Artificial intelligence: taking Justin Trudeau’s identity on the Web is within everyone’s reach, warns Yoshua Bengio

It has become child’s play to usurp the identity of the Prime Minister in a hyperfaking generated by artificial intelligence (AI), warns the Quebec authority on the subject, Yoshua Bengio, before federal elected officials on Thursday.

“You might get a phone call from a political leader, and think it’s really that person [au bout du fil] », Illustrated the founder of Mila-Québec, an artificial intelligence research institute located in Montreal.

Yoshua Bengio was part of a panel of experts invited to speak virtually before the parliamentary committee on ethics, which focused its work on the impacts of disinformation on the work of parliamentarians.

A Liberal elected official drew her attention to the fact that the image of Prime Minister Justin Trudeau is realistically usurped in cryptocurrency scams that are proliferating on the social network Facebook. According to the expert, this type of hyperfaking can now be produced in one click by anyone.

“These are really easy to make. A child can do that on a laptop,” he says.

In his opinion, the type of software that makes these tricks possible, now very accessible, should be declared to the government, and the authorities should demand that they be shown the efforts made to prevent them from being used for purposes dangerous to the public. democracy. “That’s a minimum. »

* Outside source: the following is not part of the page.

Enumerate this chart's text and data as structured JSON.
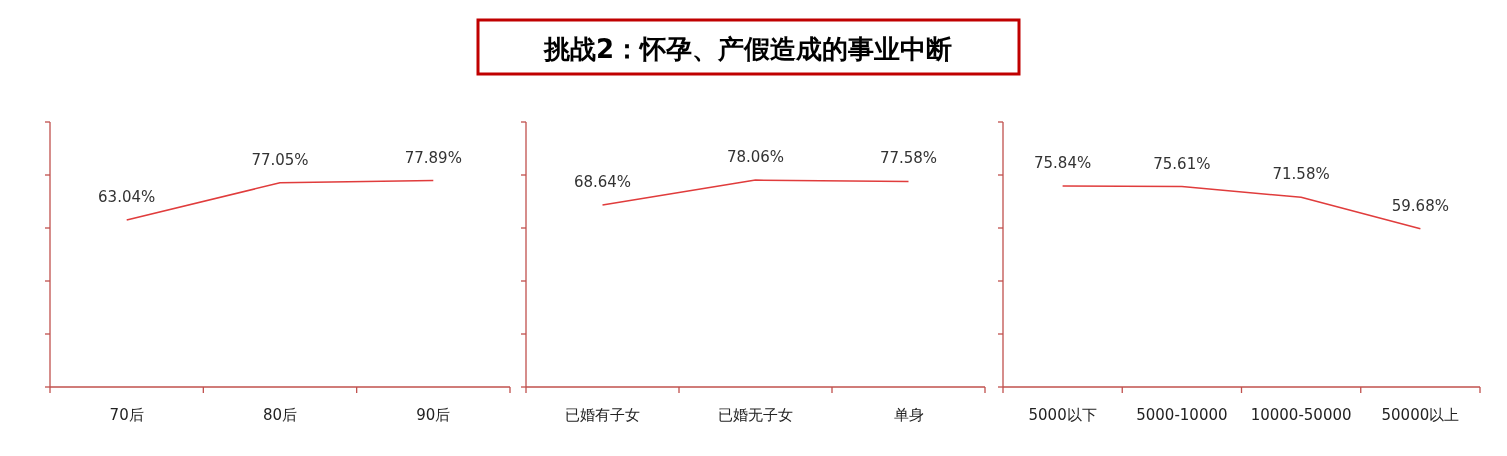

Disrupting the functioning of democracies

These proposals were part of his plea to federal elected officials on the importance of more strictly regulating AI by the government. The impressive advances in this technology also have the potential to disrupt the proper functioning of democracies. Above all, he predicts, that machines could become more intelligent than humans within a decade.

“IA has the potential to generate significant social and economic benefits, but only if we govern it wisely, instead of enduring it and hoping for the best. »

Yoshua Bengio would even like to see public authorities, such as the Government of Canada, invest in less profitable niches of AI, but which have the potential to be beneficial to society. For example, he illustrated to Bloc Québécois MP René Villemure the fact that AI is currently not advanced in terms of fact-checking, but that such a thing would be useful, like an “immune system” for democracy.

This issue also has a whole geostrategic dimension, since China is the second country in the world in terms of the development of artificial intelligence, after the United States. Other smaller players, such as Russia, also have free access to powerful tools open to all, such as Meta’s artificial intelligence, called Llama.

Before taking part remotely in the federal parliamentary committee, Thursday afternoon, Yoshua Bengio participated in a dinner conference with the President of France, Emmanuel Macron and the Prime Minister of Canada, Justin Trudeau, in Montreal. At the end of this meeting, France named Canada as the country of honor at the next edition of its Viva Technology 2025 technology conference in Paris. A Canadian delegation must take part to improve collaboration between France and Canada in the area of ​​artificial intelligence.